Compared to domestic sales, of course, the numbers are quite small: The U.S. exported just under 800,000 used cars last year, a number that’s remained relatively steady since 2013. Nevertheless, that accounted for nearly a third of the passenger vehicles and light trucks exported from the U.S. in 2018. Japanese exports often approach 1 million vehicles annually. Singapore, Korea, several European countries and Canada also export a significant number of used cars.
It makes sense that China would join them. For one thing, inventory is building. In 2018, China sold 28 million new cars and nearly 14 million used ones. Soon, the ratio will flip: China is home to more than 300 million registered vehicles — the largest fleet in the world — and it’s just a matter of time before more of them are resold. The quality of Chinese cars has also improved to the point where many developing-world consumers may well choose them as a cheaper alternative to used Toyotas or Fords.

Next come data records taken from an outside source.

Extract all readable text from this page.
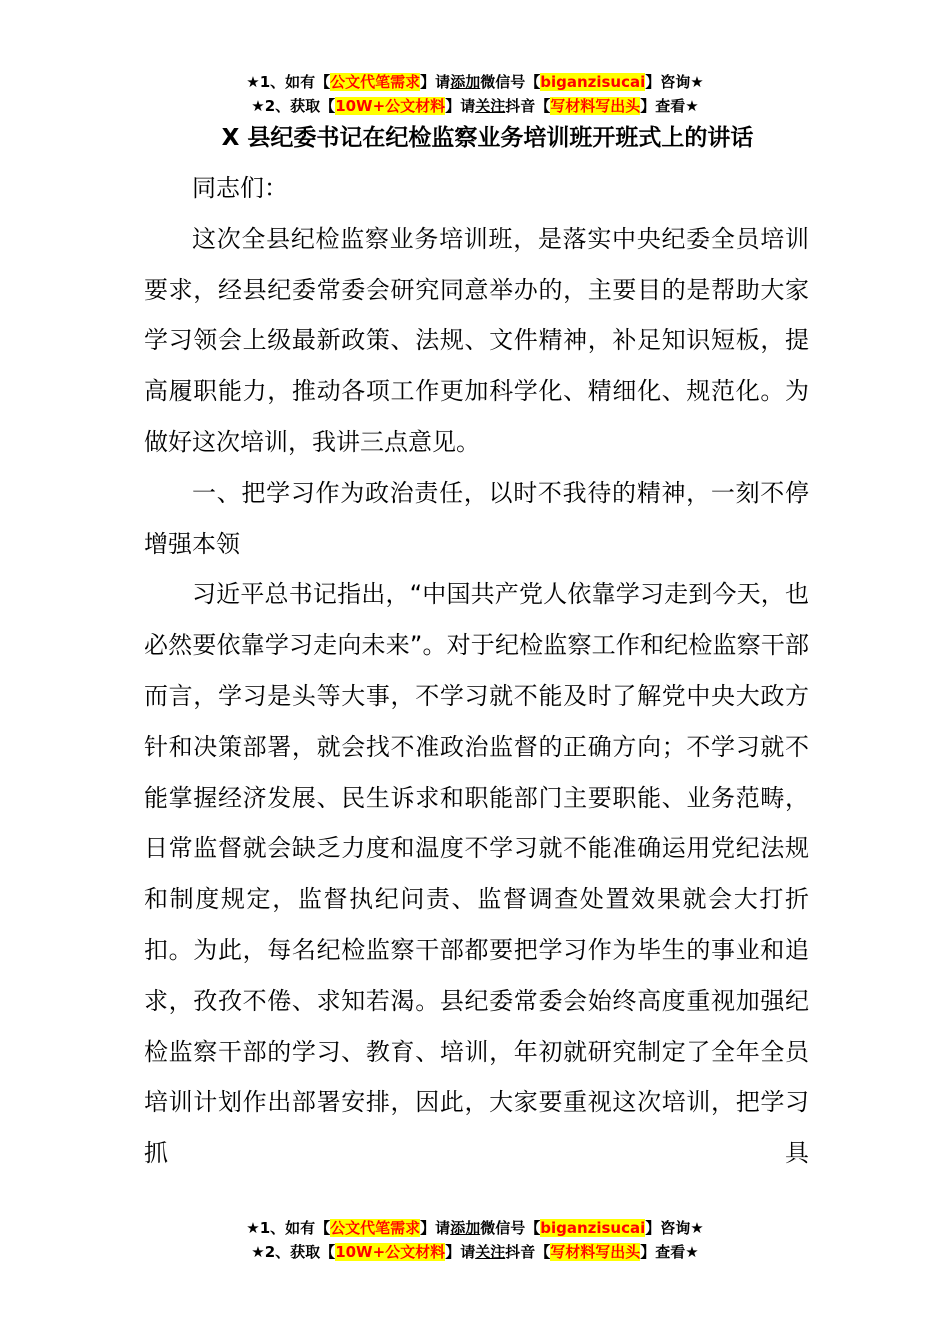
★1、如有【公文代笔需求】请添加微信号【biganzisucai】咨询★
★2、获取【10W+公文材料】请关注抖音【写材料写出头】查看★
X 县纪委书记在纪检监察业务培训班开班式上的讲话

同志们：

这次全县纪检监察业务培训班，是落实中央纪委全员培训要求，经县纪委常委会研究同意举办的，主要目的是帮助大家学习领会上级最新政策、法规、文件精神，补足知识短板，提高履职能力，推动各项工作更加科学化、精细化、规范化。为做好这次培训，我讲三点意见。

一、把学习作为政治责任，以时不我待的精神，一刻不停增强本领

习近平总书记指出，“中国共产党人依靠学习走到今天，也必然要依靠学习走向未来”。对于纪检监察工作和纪检监察干部而言，学习是头等大事，不学习就不能及时了解党中央大政方针和决策部署，就会找不准政治监督的正确方向；不学习就不能掌握经济发展、民生诉求和职能部门主要职能、业务范畴，日常监督就会缺乏力度和温度不学习就不能准确运用党纪法规和制度规定，监督执纪问责、监督调查处置效果就会大打折扣。为此，每名纪检监察干部都要把学习作为毕生的事业和追求，孜孜不倦、求知若渴。县纪委常委会始终高度重视加强纪检监察干部的学习、教育、培训，年初就研究制定了全年全员培训计划作出部署安排，因此，大家要重视这次培训，把学习抓具

★1、如有【公文代笔需求】请添加微信号【biganzisucai】咨询★
★2、获取【10W+公文材料】请关注抖音【写材料写出头】查看★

At the same time, China’s automobile industry is in a slump and policymakers are keen to find ways to boost it. Used-car exports, the government says, can “stimulate the vitality of the domestic automobile consumption market.”
That spells competition and possibly trouble for the automotive sector globally. An increase in the supply of used cars will inevitably drive down prices, especially in the emerging markets such as Nigeria and Cambodia to which Chinese exporters will be marketing their vehicles.
While that’s good news for prospective car buyers in Lagos, over the long term it will impact new car sales and even manufacturing in developing countries, many of which are part of automakers’ global supply chains. Likewise, as fewer cars are exported, say, from the U.S., the competition between new and used vehicles domestically will only stiffen.
And cars are just the beginning. Just as China’s factories drove down the cost of new goods over the last three decades, the growing piles of used stuff purchased — and now unloaded — by Chinese consumers will exert downward pressure on the price of used and new products everywhere.
China’s secondhand car exports are starting modestly and the country will take time to catch up to more established players. But this isn’t semiconductor manufacturing; long-term, China will have more used cars to sell than anybody and its export business will inevitably grow into the world’s biggest. Global automakers might want to strap on their seatbelts.